The city began to respond and cheer him, and he reciprocated, still writing in his diary, “The people are really nice, sometimes a little aggressive, but basically sweet [...] the weather was beautiful and the food even better” and “Pisa is incredible, [...] the other night I had dinner with the friars and visited the chapel.” Father Luciano would also recall how Keith Haring, not religious or certainly not Catholic, had wanted to stay alone in the church.

The work is thus completed, all in a very few days: a precious fabric summing up some of his best-known symbols of the artist’s production, such as the radiant child symbolizing primal energy, a matryoshka of three figures of different colors, emblem of the diversities that coexist, theTV man, a mirror of those oh-so-medial times, the figure who loads a dolphin on his shoulders, a reference to nature; but also tributes to Pisa, such as the four little men who fused together form with their heads and arms the pomata cross, the historical symbol of the city.

The artist then confesses before the cameras, “I wanted to make something that the friars would accept as their own, many mystical symbols.” And indeed one notices a mother with a baby in her arms and a scissor man cutting the snake, the personification of evil.
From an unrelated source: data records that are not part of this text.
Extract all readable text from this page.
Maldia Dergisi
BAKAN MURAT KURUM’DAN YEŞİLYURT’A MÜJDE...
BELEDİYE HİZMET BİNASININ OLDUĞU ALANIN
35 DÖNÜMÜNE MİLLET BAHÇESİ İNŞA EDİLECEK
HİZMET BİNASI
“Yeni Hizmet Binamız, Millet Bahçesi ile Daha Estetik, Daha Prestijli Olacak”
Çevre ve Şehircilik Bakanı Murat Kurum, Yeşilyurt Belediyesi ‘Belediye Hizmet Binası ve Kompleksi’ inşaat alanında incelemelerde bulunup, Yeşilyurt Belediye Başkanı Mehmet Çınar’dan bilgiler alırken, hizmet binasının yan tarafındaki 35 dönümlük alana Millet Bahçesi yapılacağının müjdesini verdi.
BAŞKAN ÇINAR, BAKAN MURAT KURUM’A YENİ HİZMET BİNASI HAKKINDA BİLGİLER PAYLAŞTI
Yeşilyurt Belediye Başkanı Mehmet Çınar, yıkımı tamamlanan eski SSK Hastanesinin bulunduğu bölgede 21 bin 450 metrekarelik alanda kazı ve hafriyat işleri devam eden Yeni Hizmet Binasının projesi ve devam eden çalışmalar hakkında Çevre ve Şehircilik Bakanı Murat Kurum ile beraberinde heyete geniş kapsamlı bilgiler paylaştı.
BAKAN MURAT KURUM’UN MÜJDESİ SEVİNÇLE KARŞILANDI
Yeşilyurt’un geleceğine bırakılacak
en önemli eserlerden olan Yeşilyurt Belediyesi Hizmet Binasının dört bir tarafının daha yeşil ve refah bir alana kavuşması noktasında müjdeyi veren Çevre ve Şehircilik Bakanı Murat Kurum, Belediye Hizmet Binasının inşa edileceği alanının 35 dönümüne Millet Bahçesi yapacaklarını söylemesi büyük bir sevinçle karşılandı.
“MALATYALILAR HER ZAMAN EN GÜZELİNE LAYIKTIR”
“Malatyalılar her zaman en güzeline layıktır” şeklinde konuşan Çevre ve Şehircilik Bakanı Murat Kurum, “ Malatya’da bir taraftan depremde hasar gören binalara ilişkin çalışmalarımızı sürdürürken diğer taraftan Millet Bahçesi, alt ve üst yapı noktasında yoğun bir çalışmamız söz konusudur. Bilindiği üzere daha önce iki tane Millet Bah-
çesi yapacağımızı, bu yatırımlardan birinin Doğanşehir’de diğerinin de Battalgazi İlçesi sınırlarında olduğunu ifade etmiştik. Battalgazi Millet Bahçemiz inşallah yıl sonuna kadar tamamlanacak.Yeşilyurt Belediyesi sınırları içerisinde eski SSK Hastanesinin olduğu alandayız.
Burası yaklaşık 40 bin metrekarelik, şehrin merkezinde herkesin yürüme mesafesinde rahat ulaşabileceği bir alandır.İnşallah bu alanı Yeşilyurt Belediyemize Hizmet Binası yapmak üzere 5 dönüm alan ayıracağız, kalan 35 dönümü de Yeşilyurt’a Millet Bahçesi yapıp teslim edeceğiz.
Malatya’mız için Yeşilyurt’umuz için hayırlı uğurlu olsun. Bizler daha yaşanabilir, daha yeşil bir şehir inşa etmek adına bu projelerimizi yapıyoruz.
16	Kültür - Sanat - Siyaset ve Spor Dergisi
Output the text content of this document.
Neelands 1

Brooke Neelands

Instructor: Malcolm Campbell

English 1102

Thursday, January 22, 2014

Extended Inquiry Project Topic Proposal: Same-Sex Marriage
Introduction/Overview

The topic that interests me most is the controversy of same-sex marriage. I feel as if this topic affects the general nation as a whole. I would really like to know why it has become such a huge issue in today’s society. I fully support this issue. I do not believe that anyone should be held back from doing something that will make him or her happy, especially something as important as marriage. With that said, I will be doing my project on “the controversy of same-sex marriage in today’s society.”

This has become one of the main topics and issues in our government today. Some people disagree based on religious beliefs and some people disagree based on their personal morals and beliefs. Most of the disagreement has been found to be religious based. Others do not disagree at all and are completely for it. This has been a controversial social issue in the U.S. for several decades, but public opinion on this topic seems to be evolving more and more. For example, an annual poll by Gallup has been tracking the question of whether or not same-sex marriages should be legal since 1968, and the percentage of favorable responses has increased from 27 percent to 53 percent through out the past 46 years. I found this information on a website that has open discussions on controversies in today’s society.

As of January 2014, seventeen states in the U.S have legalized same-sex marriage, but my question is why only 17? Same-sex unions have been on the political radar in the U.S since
All this is rendered with color effects inferred from Polaroids that reference the city, the blues of the sky, the ochre yellows and light reds of the buildings. These instances are amalgamated within a context of great balance, without any hierarchical order and with a free reading, in a work that shows great calligraphic virtuosity and in dominating space.

Keith Haring in Pisa
Keith Haring in Pisa
The D'Azeglio Hotel, now an apartment building
The D’Azeglio Hotel, now an apartment building
Keith Haring and Piergiorgio Castellani
Keith Haring and Piergiorgio Castellani
Keith Haring, Pisa 89 (1989; four-color offset print on black glossy paper, 100 x 79.8 cm; Hokuto, Nakamura Keith Haring Collection)
Keith Haring, Pisa 89 (1989; four-color offset print on black glossy paper, 100 x 79.8 cm; Hokuto, Nakamura Keith Haring Collection)

That Haring spent his whole self on this work is also confirmed by his statements, “It is perhaps the most important wall I have done so far [...] up to this moment I have only painted temporary things but this should stay here for centuries.” The very title of the work Tuttomondo was suggested in the first person by the artist, despite the fact that he usually did not give names to his works.

The value that Haring’s work has taken on was summed up perfectly by Piergiorgio Castelli when he said that the American artist saw in the one in Pisa the great opportunity “to enclose in a public work, in such a special place, his spiritual and artistic testament, where he gathers all his iconography, gathers it in a great dance of life [..] to try to free his mind, his spirit from this looming fear, but at the same time to free a city like Pisa from its millennial history.” Not even eight months later, in fact, in February 1990 Keith Haring died, and we like to believe perhaps more peacefully, thanks to the making of Tuttomondo. Perhaps, Keith Haring not surprisingly wrote, “I am sitting on the balcony looking at the top of the Leaning Tower. It is really very beautiful here. If there is a heaven, I hope it looks like this.”